Additionally, ten women in the United Kingdom will also receive uterus transplants next month. The procedures are a part of a clinical trial, and if they are successful, will open the door for even more procedures in the future.

One anonymous woman receiving the procedure suffers from a condition that is known as Mayer Rohitansky Kuster Hauser. She was born without key reproductive parts, and when she was 16, doctors told her that she would never be able to have a child. The condition affects one in every 5,000 women, and it is typically diagnosed at puberty.

Earlier this year, doctors at the Cleveland Clinic received the approval from the clinic’s Institutional Review Board. After receiving permission, the doctors began screening candidates for the procedure. The women who will receive the operations are all between the ages of 21 and 39, and they all suffer from uterine factor infertility.

According to Cleveland Clinic doctor Tommaso Falcone, these transplants are highly experimental in nature. Still, he hopes that the procedure will at least explore the feasibility of this approach for helping sterile women.

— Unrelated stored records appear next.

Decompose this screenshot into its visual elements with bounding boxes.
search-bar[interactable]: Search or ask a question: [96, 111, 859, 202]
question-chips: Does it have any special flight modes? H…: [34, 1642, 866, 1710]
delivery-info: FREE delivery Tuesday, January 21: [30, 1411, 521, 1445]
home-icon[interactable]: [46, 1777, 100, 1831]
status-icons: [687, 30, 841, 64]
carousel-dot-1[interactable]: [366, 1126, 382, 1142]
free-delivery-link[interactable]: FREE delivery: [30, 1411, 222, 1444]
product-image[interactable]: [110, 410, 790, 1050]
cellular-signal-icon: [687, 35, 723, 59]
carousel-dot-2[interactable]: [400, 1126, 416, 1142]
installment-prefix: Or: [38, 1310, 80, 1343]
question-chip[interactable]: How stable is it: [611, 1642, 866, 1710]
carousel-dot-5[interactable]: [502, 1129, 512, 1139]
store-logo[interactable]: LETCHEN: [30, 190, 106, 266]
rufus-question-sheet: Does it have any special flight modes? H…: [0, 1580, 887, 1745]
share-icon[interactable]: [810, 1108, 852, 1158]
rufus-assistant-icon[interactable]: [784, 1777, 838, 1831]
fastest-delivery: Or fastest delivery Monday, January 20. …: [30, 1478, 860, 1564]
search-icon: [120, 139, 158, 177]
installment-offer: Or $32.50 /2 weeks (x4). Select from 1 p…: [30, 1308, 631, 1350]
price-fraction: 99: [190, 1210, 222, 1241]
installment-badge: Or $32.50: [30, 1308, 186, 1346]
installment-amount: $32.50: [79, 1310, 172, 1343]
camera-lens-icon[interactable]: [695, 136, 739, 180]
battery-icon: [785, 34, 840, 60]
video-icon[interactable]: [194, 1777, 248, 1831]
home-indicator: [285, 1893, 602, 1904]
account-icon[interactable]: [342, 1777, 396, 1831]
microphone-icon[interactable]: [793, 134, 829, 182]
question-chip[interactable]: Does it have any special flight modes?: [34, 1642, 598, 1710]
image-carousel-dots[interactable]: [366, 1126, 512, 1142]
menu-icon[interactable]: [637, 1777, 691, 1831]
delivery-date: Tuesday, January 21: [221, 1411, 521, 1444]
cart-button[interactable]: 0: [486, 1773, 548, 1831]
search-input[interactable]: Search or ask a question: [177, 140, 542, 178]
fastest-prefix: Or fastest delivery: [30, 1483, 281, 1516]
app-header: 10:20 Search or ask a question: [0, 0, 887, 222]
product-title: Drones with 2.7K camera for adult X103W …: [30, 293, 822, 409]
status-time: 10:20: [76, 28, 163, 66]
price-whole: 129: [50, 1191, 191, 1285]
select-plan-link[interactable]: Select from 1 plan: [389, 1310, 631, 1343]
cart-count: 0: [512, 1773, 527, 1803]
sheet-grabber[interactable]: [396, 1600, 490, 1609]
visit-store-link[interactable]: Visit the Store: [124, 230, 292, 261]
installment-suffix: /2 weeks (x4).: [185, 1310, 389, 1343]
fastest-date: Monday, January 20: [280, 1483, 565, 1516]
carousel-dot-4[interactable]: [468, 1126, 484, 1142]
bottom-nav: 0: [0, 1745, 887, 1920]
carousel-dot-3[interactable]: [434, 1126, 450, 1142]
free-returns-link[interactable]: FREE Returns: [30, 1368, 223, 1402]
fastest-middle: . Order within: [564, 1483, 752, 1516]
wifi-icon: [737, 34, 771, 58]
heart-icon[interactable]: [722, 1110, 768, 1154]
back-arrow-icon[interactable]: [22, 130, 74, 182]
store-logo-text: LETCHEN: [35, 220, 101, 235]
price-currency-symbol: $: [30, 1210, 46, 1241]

The patients in the study will undergo a complex procedure that involves the freezing and stimulation of multiple eggs, the donation of a uterus from a deceased organ donor and, if all goes according to plan, a birth via Cesarean section.

Six to eight hours after the organ donor dies, the uterus will be transferred into the pelvis of the patient. It will be given one year to heal before frozen eggs are thawed and implanted one at a time until the patient is pregnant. One or two babies will be birthed, and then the uterus will be removed.

Lead researcher at the Cleveland Clinic Andreas Tzakis explained, “Unlike any other transplants, they are ‘ephemeral’. They are not intended to last for the duration of the recipient’s life.”

If the study proves to be a success, it will offer hope for women everywhere who want to have children but cannot do so because of the lack of a uterus.

A similar technique has already proven to be successful in Sweden. In the Nordic country, nine uterus transplants have already occurred, and five pregnancies and four live births have resulted. However, similar attempts in Saudi Arabia and Turkey have failed.

In the next couple of years, we should know if the operations were successful in America.